Posted on • Originally published at rivea0.github.io

Solving the Problem Sets of CS50's Introduction to Programming with Python — One at a Time: Problem Set 5

Read the original blog post here.


It might be true that testing code sometimes seem like a waste of time to a novice programmer. It may seem that you have to put extra effort to write some tests for your code to see if it is working properly. Maybe you have already done some "testing" on your own, plugging different variables here and there. So, why should you even spend another slice of your time to write tests? Well, if you have such thoughts, get ready to appreciate the value of writing tests, because, on this week on Unit Tests, we have some exciting problems to solve.

As it is pointed out in the lecture, the earlier you get into the habit of testing your code, the better. Unit tests kind of tell a story about your program, and how it should work. Writing good tests not only makes your program more robust, but it is also an indication that you have precisely defined how your program should behave and what to expect.

This week, we are visiting some old problems we have solved throughout this course to write tests for them. Instead of using Python's built-in unittest module, we are going to use the beautiful pytest library to implement our tests. Actually, you are already given hints weeks ago to solve all the problems of this week, so, in this post, there will be shorter paragraphs under each problem's header — except for the first one, which we shall see the crux of this week's problem set.

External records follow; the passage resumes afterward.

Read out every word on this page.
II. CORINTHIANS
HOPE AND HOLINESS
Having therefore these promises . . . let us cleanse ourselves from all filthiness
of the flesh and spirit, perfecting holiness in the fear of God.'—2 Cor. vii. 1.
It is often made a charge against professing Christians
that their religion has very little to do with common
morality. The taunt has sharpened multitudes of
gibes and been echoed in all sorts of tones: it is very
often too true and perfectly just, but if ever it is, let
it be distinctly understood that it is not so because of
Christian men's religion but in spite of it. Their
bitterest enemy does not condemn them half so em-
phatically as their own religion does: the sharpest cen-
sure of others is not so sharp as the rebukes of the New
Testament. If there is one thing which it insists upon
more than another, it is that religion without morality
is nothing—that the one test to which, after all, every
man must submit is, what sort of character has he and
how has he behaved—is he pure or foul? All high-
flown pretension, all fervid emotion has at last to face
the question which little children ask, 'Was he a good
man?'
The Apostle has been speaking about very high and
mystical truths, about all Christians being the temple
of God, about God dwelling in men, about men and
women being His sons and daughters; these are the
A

As always, I assume you have read the problem explanations, and I have to give the disclaimer that these posts are intended as a guide, or, (like today) just musings about the problem sets. Let's begin.

Testing my twttr

In this problem, we are reimplementing Setting up my twttr from Problem Set 2 to write some tests for it. Since we have already seen how that problem could be solved, there is no need to go over it again. We need to create two files, called twttr.py and test_twttr.py, inside a new directory called test_twttr.
We only need to restructure our code if it is different from what is given in the problem explanation, separating shorten and main functions.

It is kind of like you are writing check50 for your own code, and, check50 checks your own check50!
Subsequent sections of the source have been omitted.